His kiss never failed to leave me light-headed and weak, and this time, I didn’t fight it. I welcomed that molten response within me that started in my head and poured down through my body like a waterfall of fire. “Razz, let me go. Every moment we spend here is a moment I’m not lying next to you in your arms.”
I pushed off from him, nearly stumbling over my trembling legs, and raced inside the house. When I returned, he was already waiting in his saddle. I ran to him, and he snatched me by the arm and pulled me into his lap. I leaned back into him and let out a swooning sigh as Esmerelda trotted off into the night.
“How is it that I’ve hardly slept at all, and yet I feel so relaxed?” I asked as I stretched and squirmed beneath the deep-red silk sheets of our beautiful room at the Maison de Fleur. Rasmus was naked to his waist and standing between two open French doors, as a breeze filled with warm sea air blew past him and flowed over the bed until it brushed against my bare shoulders.
“I can see the Jade from here,” he said. “Come take a look.”
I slid my legs over the side of the bed and pulled the sheet around me as I stood and held it closed at my breasts. As I stepped behind him, I kissed him lightly on his shoulder, and he wrapped one big arm around my waist.
“I’ve ordered our break
fast to be brought up. Are ye ready to talk now?” he asked, sweeping my bangs across my forehead.
“I certainly am, and I’m hungry too,” I said, rising onto my toes for a kiss.
Once our food arrived, I poured us a cup of tea and even filled his plate for him before sitting down to my own. Oddly, it felt completely natural, all of the sudden, to do little things like this for him. I loved the look in his eyes as he watched me. They were filled with pleasant surprise, and dare I say, what appeared to be pride that I’d extended the notion to please him beyond our bed.
“Robertson has accepted our offer, and we’ll be ready to sail by tomorrow. The provisions will be brought aboard today, and I’ll be meeting with him this afternoon aboard the Jade to plot our course for the Virginia Belle.”
“Oh, Razz!” I shouted. “You’ve done it.

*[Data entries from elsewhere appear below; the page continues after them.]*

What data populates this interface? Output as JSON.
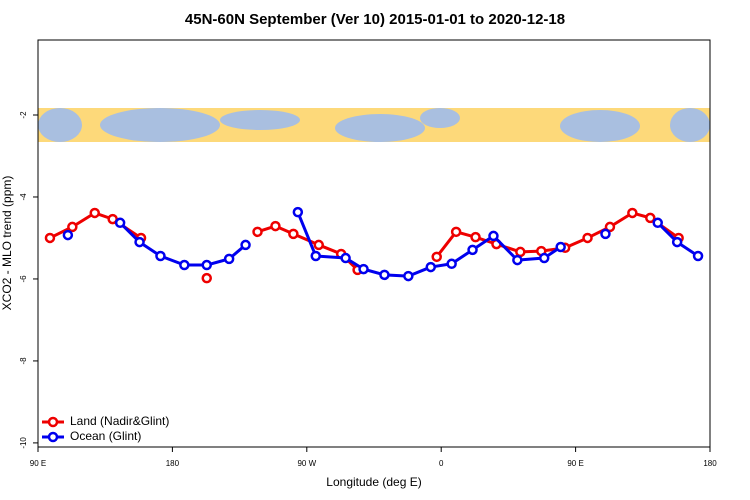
{
  "chart_data": {
    "type": "line",
    "title": "45N-60N September (Ver 10)   2015-01-01 to 2020-12-18",
    "x_label": "Longitude (deg E)",
    "y_label": "XCO2 - MLO trend (ppm)",
    "xlim": [
      90,
      540
    ],
    "xticks": [
      {
        "value": 90,
        "label": "90 E"
      },
      180,
      {
        "value": 270,
        "label": "90 W"
      },
      {
        "value": 360,
        "label": "0"
      },
      {
        "value": 450,
        "label": "90 E"
      },
      {
        "value": 540,
        "label": "180"
      }
    ],
    "ylim": [
      -10.1,
      -0.17
    ],
    "yticks": [
      -10,
      -8,
      -6,
      -4,
      -2
    ],
    "legend": "bottom-left",
    "series": [
      {
        "name": "Land (Nadir&Glint)",
        "color": "#ee0000",
        "x": [
          98,
          113,
          128,
          140,
          159,
          null,
          203,
          null,
          237,
          249,
          261,
          278,
          293,
          304,
          null,
          357,
          370,
          383,
          397,
          413,
          427,
          443,
          458,
          473,
          488,
          500,
          519
        ],
        "values": [
          -5.0,
          -4.73,
          -4.39,
          -4.54,
          -5.0,
          null,
          -5.98,
          null,
          -4.85,
          -4.71,
          -4.9,
          -5.17,
          -5.39,
          -5.78,
          null,
          -5.46,
          -4.85,
          -4.98,
          -5.15,
          -5.34,
          -5.32,
          -5.24,
          -5.0,
          -4.73,
          -4.39,
          -4.51,
          -5.0
        ]
      },
      {
        "name": "Ocean (Glint)",
        "color": "#0000ee",
        "x": [
          110,
          null,
          145,
          158,
          172,
          188,
          203,
          218,
          229,
          null,
          264,
          276,
          296,
          308,
          322,
          338,
          353,
          367,
          381,
          395,
          411,
          429,
          440,
          null,
          470,
          null,
          505,
          518,
          532
        ],
        "values": [
          -4.93,
          null,
          -4.63,
          -5.1,
          -5.44,
          -5.66,
          -5.66,
          -5.51,
          -5.17,
          null,
          -4.37,
          -5.44,
          -5.49,
          -5.76,
          -5.9,
          -5.93,
          -5.71,
          -5.63,
          -5.29,
          -4.95,
          -5.54,
          -5.49,
          -5.22,
          null,
          -4.9,
          null,
          -4.63,
          -5.1,
          -5.44
        ]
      }
    ]
  }
}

You’ve done it all.” I dropped my fork and leapt from my seat with joy and then flew to him and embraced him tightly.
He pulled me into his lap and said, “It’s a bittersweet bit of news, but yes, we are as ready as we’ll ever be. This is all for ye, little Razor. We still need to go over the plans, so finish your breakfast, and I’ll fill ye in on how we’re planning to run this hunt. And for God’s sake, put on your robe, or my breakfast will spoil before I get around to eating it.” He winked.

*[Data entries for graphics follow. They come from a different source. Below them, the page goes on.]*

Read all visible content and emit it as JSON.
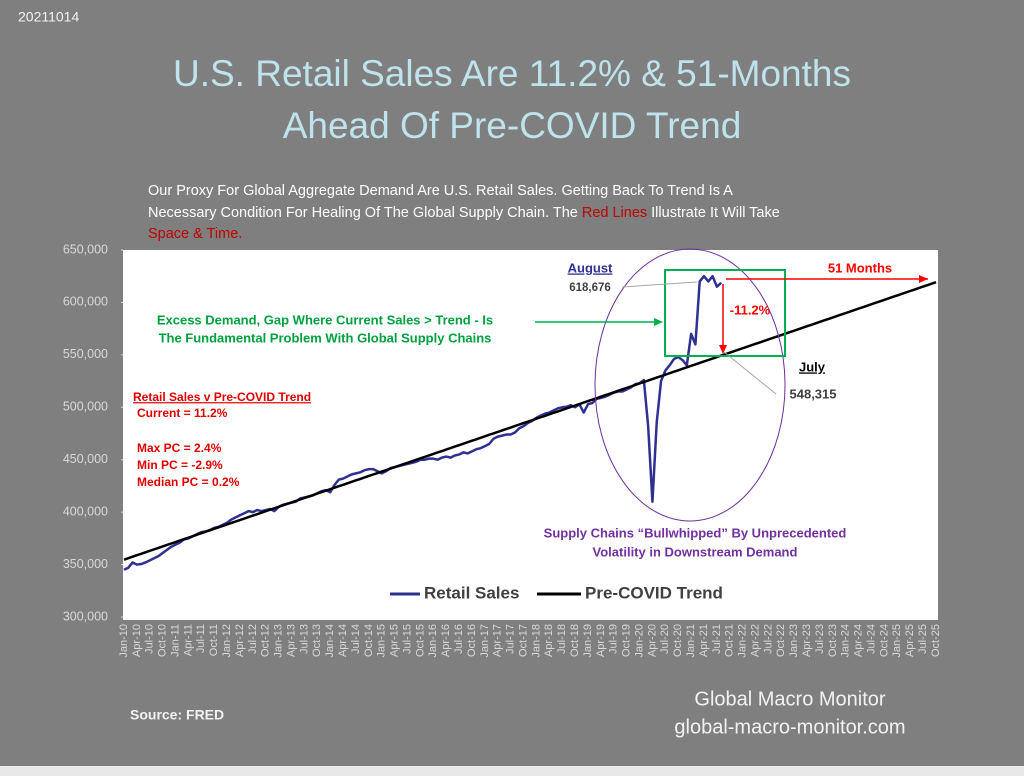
{
  "date": "20211014",
  "title": [
    "U.S. Retail Sales Are 11.2% & 51-Months",
    "Ahead Of Pre-COVID Trend"
  ],
  "description": [
    "Our Proxy For Global Aggregate Demand Are U.S. Retail Sales.  Getting Back To Trend Is A",
    "Necessary Condition For Healing Of The Global Supply Chain.  The",
    "Red Lines",
    "Illustrate It Will Take",
    "Space & Time."
  ],
  "source": "Source:  FRED",
  "footer": [
    "Global Macro Monitor",
    "global-macro-monitor.com"
  ],
  "chart_data": {
    "type": "line",
    "categories": [
      "Jan-10",
      null,
      null,
      "Apr-10",
      null,
      null,
      "Jul-10",
      null,
      null,
      "Oct-10",
      null,
      null,
      "Jan-11",
      null,
      null,
      "Apr-11",
      null,
      null,
      "Jul-11",
      null,
      null,
      "Oct-11",
      null,
      null,
      "Jan-12",
      null,
      null,
      "Apr-12",
      null,
      null,
      "Jul-12",
      null,
      null,
      "Oct-12",
      null,
      null,
      "Jan-13",
      null,
      null,
      "Apr-13",
      null,
      null,
      "Jul-13",
      null,
      null,
      "Oct-13",
      null,
      null,
      "Jan-14",
      null,
      null,
      "Apr-14",
      null,
      null,
      "Jul-14",
      null,
      null,
      "Oct-14",
      null,
      null,
      "Jan-15",
      null,
      null,
      "Apr-15",
      null,
      null,
      "Jul-15",
      null,
      null,
      "Oct-15",
      null,
      null,
      "Jan-16",
      null,
      null,
      "Apr-16",
      null,
      null,
      "Jul-16",
      null,
      null,
      "Oct-16",
      null,
      null,
      "Jan-17",
      null,
      null,
      "Apr-17",
      null,
      null,
      "Jul-17",
      null,
      null,
      "Oct-17",
      null,
      null,
      "Jan-18",
      null,
      null,
      "Apr-18",
      null,
      null,
      "Jul-18",
      null,
      null,
      "Oct-18",
      null,
      null,
      "Jan-19",
      null,
      null,
      "Apr-19",
      null,
      null,
      "Jul-19",
      null,
      null,
      "Oct-19",
      null,
      null,
      "Jan-20",
      null,
      null,
      "Apr-20",
      null,
      null,
      "Jul-20",
      null,
      null,
      "Oct-20",
      null,
      null,
      "Jan-21",
      null,
      null,
      "Apr-21",
      null,
      null,
      "Jul-21",
      null,
      null,
      "Oct-21",
      null,
      null,
      "Jan-22",
      null,
      null,
      "Apr-22",
      null,
      null,
      "Jul-22",
      null,
      null,
      "Oct-22",
      null,
      null,
      "Jan-23",
      null,
      null,
      "Apr-23",
      null,
      null,
      "Jul-23",
      null,
      null,
      "Oct-23",
      null,
      null,
      "Jan-24",
      null,
      null,
      "Apr-24",
      null,
      null,
      "Jul-24",
      null,
      null,
      "Oct-24",
      null,
      null,
      "Jan-25",
      null,
      null,
      "Apr-25",
      null,
      null,
      "Jul-25",
      null,
      null,
      "Oct-25"
    ],
    "series": [
      {
        "name": "Retail Sales",
        "color": "#2e3192",
        "values": [
          345000,
          347000,
          352000,
          350000,
          350500,
          352000,
          354000,
          356000,
          358000,
          361000,
          364000,
          367000,
          369000,
          371000,
          374000,
          375000,
          377000,
          379000,
          381000,
          381500,
          383000,
          385000,
          386000,
          388000,
          390000,
          393000,
          395000,
          397000,
          399000,
          401000,
          400000,
          402000,
          401000,
          402000,
          403000,
          401000,
          405000,
          407000,
          408000,
          409000,
          410000,
          413000,
          414000,
          415000,
          416000,
          418000,
          420000,
          421000,
          419000,
          426000,
          431000,
          432000,
          434000,
          436000,
          437000,
          438000,
          440000,
          441000,
          441000,
          439000,
          437000,
          439000,
          442000,
          443000,
          444000,
          445000,
          446000,
          447000,
          448000,
          450000,
          450000,
          451000,
          451000,
          450000,
          452000,
          453000,
          452000,
          454000,
          455000,
          457000,
          456000,
          458000,
          460000,
          461000,
          463000,
          465000,
          470000,
          472000,
          473000,
          474000,
          474000,
          476000,
          480000,
          482000,
          485000,
          487000,
          490000,
          492000,
          494000,
          495000,
          497000,
          499000,
          500000,
          500500,
          502000,
          500000,
          503000,
          495000,
          503000,
          504000,
          508000,
          509000,
          510000,
          512000,
          514000,
          515000,
          515000,
          517000,
          519000,
          522000,
          523000,
          526000,
          482000,
          410000,
          486000,
          525000,
          535000,
          540000,
          546000,
          548000,
          545000,
          540000,
          570000,
          560000,
          620000,
          625000,
          620000,
          625000,
          615000,
          618676,
          null,
          null,
          null,
          null,
          null,
          null,
          null,
          null,
          null,
          null,
          null,
          null,
          null,
          null,
          null,
          null,
          null,
          null,
          null,
          null,
          null,
          null,
          null,
          null,
          null,
          null,
          null,
          null,
          null,
          null,
          null,
          null,
          null,
          null,
          null,
          null,
          null,
          null,
          null,
          null,
          null,
          null,
          null,
          null,
          null,
          null,
          null,
          null,
          null,
          null
        ]
      },
      {
        "name": "Pre-COVID Trend",
        "color": "#000000",
        "values": [
          354700,
          356100,
          357500,
          358900,
          360300,
          361700,
          363100,
          364500,
          365900,
          367300,
          368700,
          370100,
          371500,
          372900,
          374300,
          375700,
          377100,
          378500,
          379900,
          381300,
          382700,
          384100,
          385500,
          386900,
          388300,
          389700,
          391100,
          392500,
          393900,
          395300,
          396700,
          398100,
          399500,
          400900,
          402300,
          403700,
          405100,
          406500,
          407900,
          409300,
          410700,
          412100,
          413500,
          414900,
          416300,
          417700,
          419100,
          420500,
          421900,
          423300,
          424700,
          426100,
          427500,
          428900,
          430300,
          431700,
          433100,
          434500,
          435900,
          437300,
          438700,
          440100,
          441500,
          442900,
          444300,
          445700,
          447100,
          448500,
          449900,
          451300,
          452700,
          454100,
          455500,
          456900,
          458300,
          459700,
          461100,
          462500,
          463900,
          465300,
          466700,
          468100,
          469500,
          470900,
          472300,
          473700,
          475100,
          476500,
          477900,
          479300,
          480700,
          482100,
          483500,
          484900,
          486300,
          487700,
          489100,
          490500,
          491900,
          493300,
          494700,
          496100,
          497500,
          498900,
          500300,
          501700,
          503100,
          504500,
          505900,
          507300,
          508700,
          510100,
          511500,
          512900,
          514300,
          515700,
          517100,
          518500,
          519900,
          521300,
          522700,
          524100,
          525500,
          526900,
          528300,
          529700,
          531100,
          532500,
          533900,
          535300,
          536700,
          538100,
          539500,
          540900,
          542300,
          543700,
          545100,
          546500,
          547900,
          549300,
          550700,
          552100,
          553500,
          554900,
          556300,
          557700,
          559100,
          560500,
          561900,
          563300,
          564700,
          566100,
          567500,
          568900,
          570300,
          571700,
          573100,
          574500,
          575900,
          577300,
          578700,
          580100,
          581500,
          582900,
          584300,
          585700,
          587100,
          588500,
          589900,
          591300,
          592700,
          594100,
          595500,
          596900,
          598300,
          599700,
          601100,
          602500,
          603900,
          605300,
          606700,
          608100,
          609500,
          610900,
          612300,
          613700,
          615100,
          616500,
          617900,
          619300
        ]
      }
    ],
    "ylim": [
      300000,
      650000
    ],
    "yticks": [
      {
        "value": 300000,
        "label": "300,000"
      },
      {
        "value": 350000,
        "label": "350,000"
      },
      {
        "value": 400000,
        "label": "400,000"
      },
      {
        "value": 450000,
        "label": "450,000"
      },
      {
        "value": 500000,
        "label": "500,000"
      },
      {
        "value": 550000,
        "label": "550,000"
      },
      {
        "value": 600000,
        "label": "600,000"
      },
      {
        "value": 650000,
        "label": "650,000"
      }
    ],
    "annotations": {
      "august": "August",
      "august_value": "618,676",
      "months": "51 Months",
      "gap": "-11.2%",
      "july": "July",
      "july_value": "548,315",
      "excess": [
        "Excess Demand, Gap Where Current Sales > Trend - Is",
        "The Fundamental Problem  With Global Supply Chains"
      ],
      "stats": [
        "Retail Sales v Pre-COVID Trend",
        "Current =  11.2%",
        "Max PC       =   2.4%",
        "Min  PC      =  -2.9%",
        "Median PC =   0.2%"
      ],
      "bullwhip": [
        "Supply Chains “Bullwhipped” By Unprecedented",
        "Volatility in Downstream Demand"
      ]
    }
  }
}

Once we’d bathed and dressed, Rasmus told me that, along with the ship’s new name, came new articles of agreement, new crew positions, and the need for several votes we still hadn’t taken yet. Although after the commandeering and subsequent sinking of Thunder Cay, the crew had unanimously voted him as Captain, as well as accepted the articles, there was the matter of the mission being transparent; but not without the inclusion of a more tangible reward for their duties.
“We’ll be hunting these ships as pirates, lass. We’ll be running these missions as hunts and as such, we’ll be conducting them in the same fashion as any pirate ship.”